Beaucoup de choses ont été lues et écrites sur toi et ta carrière. Que faut-il vraiment savoir sur Paolo Griffa ?
Vous devez le vivre. Beaucoup ont seulement lu des articles, d’autres ont vu les images que nous publions sur les réseaux sociaux, mais aucun d’entre eux ne sait vraiment ce qui se cache derrière. Les images et les récits des autres peuvent en dire long, mais il faut vivre l’expérience au Petit Royal. Comme service, comme dorlotement, comme tout.
Originaire du Piémont, tu as beaucoup voyagé avant d’arriver à Courmayeur en décembre 2017. Tu comptes rester ?
Pour le moment, oui, définitivement. Nous avons construit tous les restaurants comme je le souhaitais, un travail qui a vraiment été fait sur mesure. Pour aller de l’avant, il faudrait un projet extrêmement valable et pour le moment, je ne vois pas cela à l’horizon.
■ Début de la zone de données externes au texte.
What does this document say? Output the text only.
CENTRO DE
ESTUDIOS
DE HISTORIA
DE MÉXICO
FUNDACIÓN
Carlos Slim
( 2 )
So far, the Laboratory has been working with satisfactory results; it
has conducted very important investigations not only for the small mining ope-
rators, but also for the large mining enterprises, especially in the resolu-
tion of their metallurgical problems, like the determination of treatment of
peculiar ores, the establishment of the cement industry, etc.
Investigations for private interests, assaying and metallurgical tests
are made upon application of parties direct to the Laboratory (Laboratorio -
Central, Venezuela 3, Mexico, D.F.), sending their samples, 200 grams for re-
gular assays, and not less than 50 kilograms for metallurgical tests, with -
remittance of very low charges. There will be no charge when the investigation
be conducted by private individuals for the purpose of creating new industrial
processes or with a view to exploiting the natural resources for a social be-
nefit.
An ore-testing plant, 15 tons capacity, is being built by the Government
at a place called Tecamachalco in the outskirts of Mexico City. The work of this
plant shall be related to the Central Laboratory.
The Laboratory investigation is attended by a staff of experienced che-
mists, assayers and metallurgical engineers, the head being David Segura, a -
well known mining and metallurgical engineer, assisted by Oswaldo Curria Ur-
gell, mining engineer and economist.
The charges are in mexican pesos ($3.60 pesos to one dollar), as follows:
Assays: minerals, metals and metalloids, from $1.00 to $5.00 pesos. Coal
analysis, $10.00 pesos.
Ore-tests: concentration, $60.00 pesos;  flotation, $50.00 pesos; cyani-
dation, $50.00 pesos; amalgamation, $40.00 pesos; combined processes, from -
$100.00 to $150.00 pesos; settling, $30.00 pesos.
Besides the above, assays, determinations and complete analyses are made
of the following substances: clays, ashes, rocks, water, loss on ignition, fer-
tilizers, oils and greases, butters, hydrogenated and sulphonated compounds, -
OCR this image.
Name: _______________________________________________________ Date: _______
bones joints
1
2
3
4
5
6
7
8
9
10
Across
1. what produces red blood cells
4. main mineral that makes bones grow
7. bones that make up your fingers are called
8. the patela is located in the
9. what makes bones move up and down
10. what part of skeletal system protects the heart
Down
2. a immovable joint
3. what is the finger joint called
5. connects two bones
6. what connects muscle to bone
J’ai découvert des producteurs et des produits que peu de gens connaissaient auparavant, et si tu penses au Val d’Aoste, combien te viennent à l’esprit ? Pourtant, aujourd’hui, nous construisons des menus entiers autour d’ingrédients locaux et, petit à petit, nous avons constitué un incroyable réseau de producteurs. Cela a été un long processus de recherche constante, qui n’est certainement pas terminée.
Historiquement, les grands restaurants sont nés dans les grands hôtels. Puis il y a eu un retournement de situation qui a conduit au scénario inverse et aujourd’hui, nous retrouvons la splendeur du passé, les hôtels de luxe faisant appel à des chefs brillants pour diriger leurs cuisines. Ce partenariat fonctionne-t-il ?
À l’étranger, c’est plus profondément ancré, on sait que si l’on veut bien manger, il faut aller dans les grands bâtiments. En Italie, par contre, on considère encore que « je dois aller à l’hôtel pour manger la cuisine de l’hôtel ». En réalité, le consommateur ne comprend pas que, pour toute une série de systèmes – achats, commissions, personnel – l’hôtel offre, dans la plupart des cas, davantage de garanties de qualité constante dans le temps. Il a plus de contrôles, il est plus grand, il a plus d’aspects qui l’aident.
Le fait de se trouver dans un tel scénario présente-t-il des avantages ou des inconvénients particuliers ?
Il a ses avantages et ses inconvénients. L’inconvénient est que l’on doit suivre la saisonnalité de l’hôtel, par exemple nous ne rouvrons notre restaurant que le 3 décembre. Le pro est que l’on entre dans une structure et donc tous les coûts et dépenses sont amortis d’une manière différente. Il nous permet de négocier avec les fournisseurs sur de gros volumes de produits, de sorte que nous disposons d’un pouvoir de négociation beaucoup plus fort et que, en même temps, nous donnons plus de garanties à ces mêmes fournisseurs.
Un chef vit de passion, mais aussi de sacrifices. Y a-t-il une suggestion que tu aimerais donner à tous ces jeunes chefs, ou aspirants chefs, qui te considèrent comme un modèle ?
Ne vous arrêtez jamais et ne pensez jamais que vous êtes arrivés. Soyez toujours curieux, comprenez comment vous êtes arrivé à un certain point, ce qu’il y a derrière. Ne vous arrêtez jamais à l’aspect superficiel.